Publikasi Ilmiah Digenjot

Syarief Oebaidillah
31/1/2017 08:09
Publikasi Ilmiah Digenjot
(Ilustrasi--ANTARA/M Agung Rajasa)

UNTUK mendorong kultur publikasi dan upaya mewujudkan kemandirian, Kementerian Riset, Teknologi, dan Pendidikan Tinggi (Kemenristek dan Dikti) membangun science and technology index dengan nama Sinta.

Sinta merupakan portal yang berisi pengukuran kinerja ilmu pengetahuan dan teknologi yang meliputi kinerja peneliti, penulis, author, kinerja jurnal, kinerja institusi iptek.

‘‘Sistem yang selama ini sudah ada di Indonesia tidak beroperasi dengan baik. Hal itu lantaran inkonsistensi dukungan tidak digunakan sebagai instrumen penentu dalam implementasi kebijakan seperti akreditasi, jabatan fungsional, dan lain-lain,’’ kata Menristek dan Dikti M Nasir saat peluncuran Sinta pada Rapat Kerja Nasional (Rakernas) Kemenristek Dikti di kampus Universitas Gadjah Mada, Yogyakarta, kemarin.

Kemudian mekanisme pengolahan data tidak sinergis dengan instansi yang memiliki tugas dan fungsi. Lalu sistem input data belum digital sehingga sulit berkembang. Nasir menegaskan sistem ini ada untuk mendukung para peneliti agar dapat melakukan penelitian dan publikasi.

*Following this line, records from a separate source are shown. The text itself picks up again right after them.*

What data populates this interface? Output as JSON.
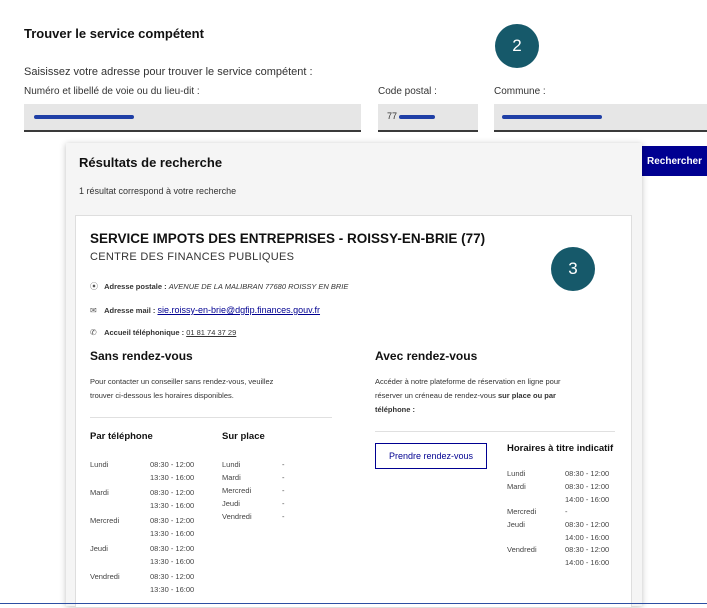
{
  "search_form": {
    "title": "Trouver le service compétent",
    "intro": "Saisissez votre adresse pour trouver le service compétent :",
    "street_label": "Numéro et libellé de voie ou du lieu-dit :",
    "postal_label": "Code postal :",
    "city_label": "Commune :",
    "street_value": "",
    "postal_value": "77",
    "city_value": "",
    "submit_label": "Rechercher"
  },
  "callouts": [
    "2",
    "3"
  ],
  "results": {
    "title": "Résultats de recherche",
    "count_text": "1 résultat correspond à votre recherche",
    "service": {
      "name": "SERVICE IMPOTS DES ENTREPRISES - ROISSY-EN-BRIE (77)",
      "subtitle": "CENTRE DES FINANCES PUBLIQUES",
      "postal_label": "Adresse postale :",
      "postal_value": "AVENUE DE LA MALIBRAN 77680 ROISSY EN BRIE",
      "mail_label": "Adresse mail :",
      "mail_value": "sie.roissy-en-brie@dgfip.finances.gouv.fr",
      "phone_label": "Accueil téléphonique :",
      "phone_value": "01 81 74 37 29"
    },
    "without_appointment": {
      "title": "Sans rendez-vous",
      "text_line1": "Pour contacter un conseiller sans rendez-vous, veuillez",
      "text_line2": "trouver ci-dessous les horaires disponibles.",
      "phone_heading": "Par téléphone",
      "onsite_heading": "Sur place",
      "phone_hours": [
        {
          "day": "Lundi",
          "am": "08:30 - 12:00",
          "pm": "13:30 - 16:00"
        },
        {
          "day": "Mardi",
          "am": "08:30 - 12:00",
          "pm": "13:30 - 16:00"
        },
        {
          "day": "Mercredi",
          "am": "08:30 - 12:00",
          "pm": "13:30 - 16:00"
        },
        {
          "day": "Jeudi",
          "am": "08:30 - 12:00",
          "pm": "13:30 - 16:00"
        },
        {
          "day": "Vendredi",
          "am": "08:30 - 12:00",
          "pm": "13:30 - 16:00"
        }
      ],
      "onsite_hours": [
        {
          "day": "Lundi",
          "value": "-"
        },
        {
          "day": "Mardi",
          "value": "-"
        },
        {
          "day": "Mercredi",
          "value": "-"
        },
        {
          "day": "Jeudi",
          "value": "-"
        },
        {
          "day": "Vendredi",
          "value": "-"
        }
      ]
    },
    "with_appointment": {
      "title": "Avec rendez-vous",
      "text_line1": "Accéder à notre plateforme de réservation en ligne pour",
      "text_line2_pre": "réserver un créneau de rendez-vous ",
      "text_line2_bold": "sur place ou par",
      "text_line3": "téléphone :",
      "button_label": "Prendre rendez-vous",
      "hours_heading": "Horaires à titre indicatif",
      "hours": [
        {
          "day": "Lundi",
          "am": "08:30 - 12:00",
          "pm": ""
        },
        {
          "day": "Mardi",
          "am": "08:30 - 12:00",
          "pm": "14:00 - 16:00"
        },
        {
          "day": "Mercredi",
          "am": "-",
          "pm": ""
        },
        {
          "day": "Jeudi",
          "am": "08:30 - 12:00",
          "pm": "14:00 - 16:00"
        },
        {
          "day": "Vendredi",
          "am": "08:30 - 12:00",
          "pm": "14:00 - 16:00"
        }
      ]
    }
  },
  "icons": {
    "postal": "map-pin-icon",
    "mail": "envelope-icon",
    "phone": "phone-icon"
  },
  "colors": {
    "primary_blue": "#000091",
    "callout_teal": "#16596a",
    "field_bg": "#e6e6e6"
  }
}
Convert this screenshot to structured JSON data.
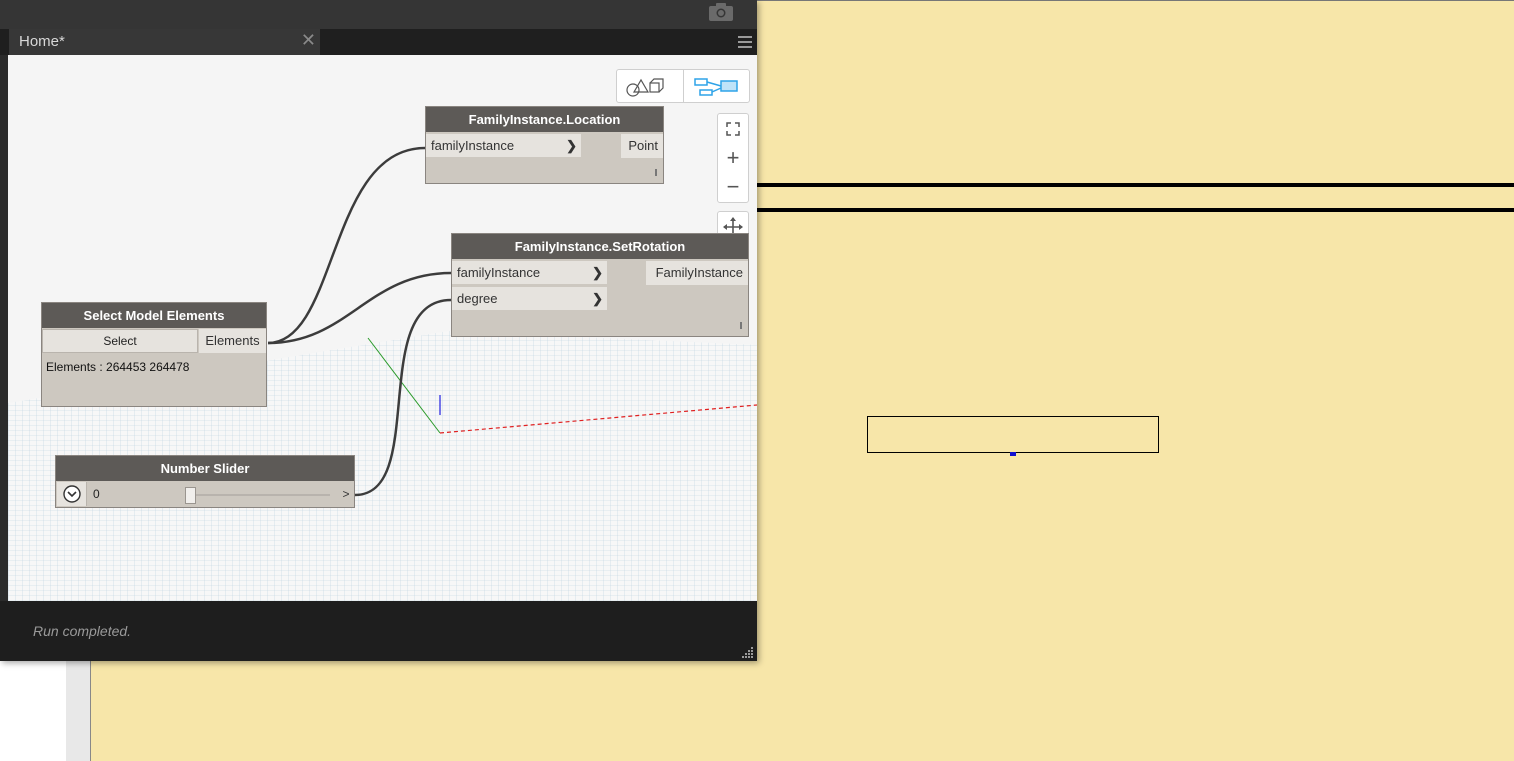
{
  "dynamo": {
    "tab": {
      "label": "Home*",
      "close": "✕"
    },
    "view_toggle": {
      "geometry_icon": "geometry-view-icon",
      "graph_icon": "graph-view-icon"
    },
    "zoom": {
      "fit": "fit-view-icon",
      "zoom_in": "+",
      "zoom_out": "−",
      "pan": "pan-icon"
    },
    "nodes": {
      "location": {
        "title": "FamilyInstance.Location",
        "input": "familyInstance",
        "output": "Point"
      },
      "set_rotation": {
        "title": "FamilyInstance.SetRotation",
        "inputs": [
          "familyInstance",
          "degree"
        ],
        "output": "FamilyInstance"
      },
      "select_model": {
        "title": "Select Model Elements",
        "button": "Select",
        "output": "Elements",
        "info": "Elements : 264453 264478"
      },
      "slider": {
        "title": "Number Slider",
        "value": "0",
        "output": ">"
      }
    },
    "status": "Run completed."
  },
  "colors": {
    "revit_background": "#f7e6a9",
    "node_header": "#5d5a57",
    "node_body": "#cdc8c0",
    "wire": "#3c3c3c",
    "accent_blue": "#2ea3e8"
  }
}
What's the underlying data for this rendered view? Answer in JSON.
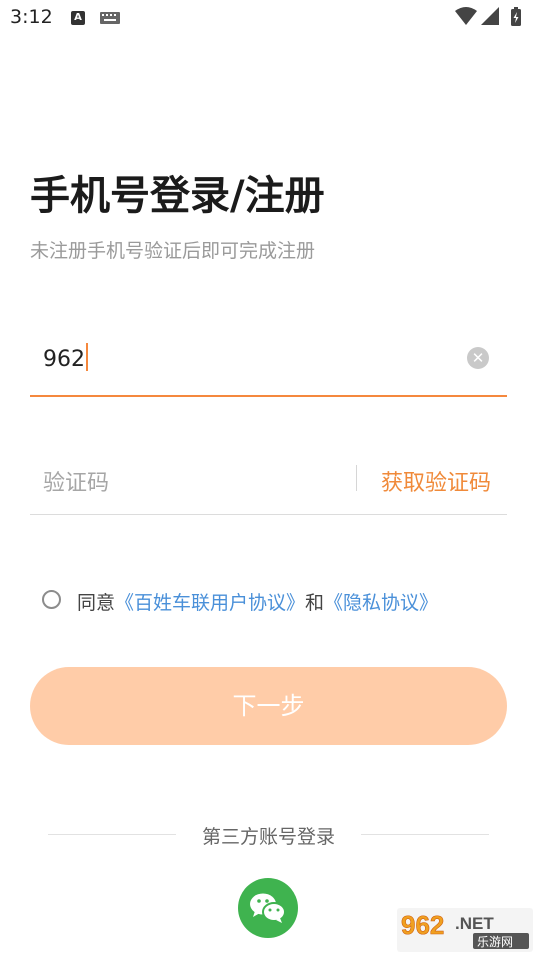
{
  "status_bar": {
    "time": "3:12",
    "notif_a": "A"
  },
  "login": {
    "title": "手机号登录/注册",
    "subtitle": "未注册手机号验证后即可完成注册",
    "phone_value": "962",
    "code_placeholder": "验证码",
    "get_code_label": "获取验证码"
  },
  "agreement": {
    "prefix": "同意",
    "user_agreement": "《百姓车联用户协议》",
    "and": "和",
    "privacy": "《隐私协议》"
  },
  "next_button": "下一步",
  "third_party": {
    "label": "第三方账号登录"
  },
  "watermark": {
    "brand": "962.NET",
    "sub": "乐游网"
  },
  "colors": {
    "accent": "#f5883d",
    "button": "#ffcca8",
    "link": "#4a90d9",
    "wechat": "#3fb34f"
  },
  "icons": [
    "wifi-icon",
    "signal-icon",
    "battery-icon",
    "clear-icon",
    "wechat-icon"
  ]
}
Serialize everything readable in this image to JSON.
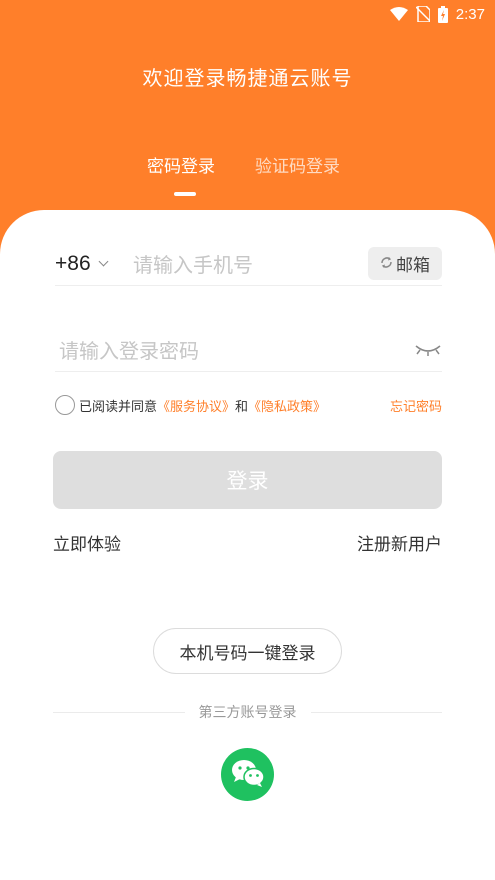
{
  "status_bar": {
    "time": "2:37"
  },
  "header": {
    "title": "欢迎登录畅捷通云账号"
  },
  "tabs": [
    {
      "label": "密码登录",
      "active": true
    },
    {
      "label": "验证码登录",
      "active": false
    }
  ],
  "form": {
    "country_code": "+86",
    "phone_placeholder": "请输入手机号",
    "email_label": "邮箱",
    "password_placeholder": "请输入登录密码"
  },
  "agreement": {
    "prefix": "已阅读并同意",
    "service_link": "《服务协议》",
    "and": "和",
    "privacy_link": "《隐私政策》",
    "forgot": "忘记密码"
  },
  "login_button": "登录",
  "quick": {
    "try_now": "立即体验",
    "register": "注册新用户"
  },
  "one_key_login": "本机号码一键登录",
  "third_party": {
    "label": "第三方账号登录"
  },
  "colors": {
    "accent": "#ff7f2a",
    "wechat": "#1fc160",
    "disabled_button": "#dedede"
  }
}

Nasir mengemukakan target publikasi pada 2017 berkisar 15 ribu-17 ribu publikasi. “Sistem ini diharapkan mampu memotivasi para peneliti untuk lebih giat menghasilkan publikasi.”

Yang membedakan Sinta dengan sistem yang telah ada sebelumnya ialah pada Sinta terdapat fungsi relasi, sitasi (daftar pustaka rujukan), dan pengindeks. Sementara itu yang lain hanya relasi dan sitasi.

Sinta juga menggunakan sistem entry exit digital dan dikelola secara multisektor yang mempunyai tugas dan fungsi sinergis, yakni Kemenristek Dikti dan Lembaga Ilmu Pengetahuan Indonesia (LIPI).

Potong tunjangan
Pada kesempatan itu, Nasir juga berencana menghentikan tunjangan guru besar untuk para profesor yang tidak produktif membuat publikasi di jurnal internasional. “Guru besar harus buat publikasi internasional. Kalau tidak ada publikasi, tunjangan akan diberhentikan sementara,” kata Nasir.

Dosen dengan jabatan akademik profesor akan memperoleh tunjangan kehormatan dengan ketentuan harus menghasilkan paling sedikit tiga karya ilmiah dalam jurnal internasional dalam tiga tahun. Selain itu, harus menghasilkan paling sedikit satu karya ilmiah yang diterbitkan dalam jurnal internasional bereputasi, paten, atau karya seni monumental dalam waktu tiga tahun.

Tunjangan kehormatan profesor dan profesi dosen ini, kata Nasir, dievaluasi setiap tiga tahun oleh Ditjen Sumber Daya Ilmu Pengetahuan, Teknologi, dan Pendidikan Tinggi. Untuk pertama kali, evaluasi tunjangan dilakukan pada November 2017.

Sinergi
Dirjen Penguatan Inovasi Kemenristek Dikti, Jumain Appe, mengatakan sinergi antarlembaga litbang, perguruan tinggi, dan industri harus diintermediasi. Hal itu sedang digalakkan Kemenristek Dikti.

“Kami mencoba membuat model-model untuk mendorong inovasi seperti mengembangkan startup, lalu meningkatkan inovasi di industri kebijakan-kebijakan yang mendukung,” kata Jumain di tempat yang sama.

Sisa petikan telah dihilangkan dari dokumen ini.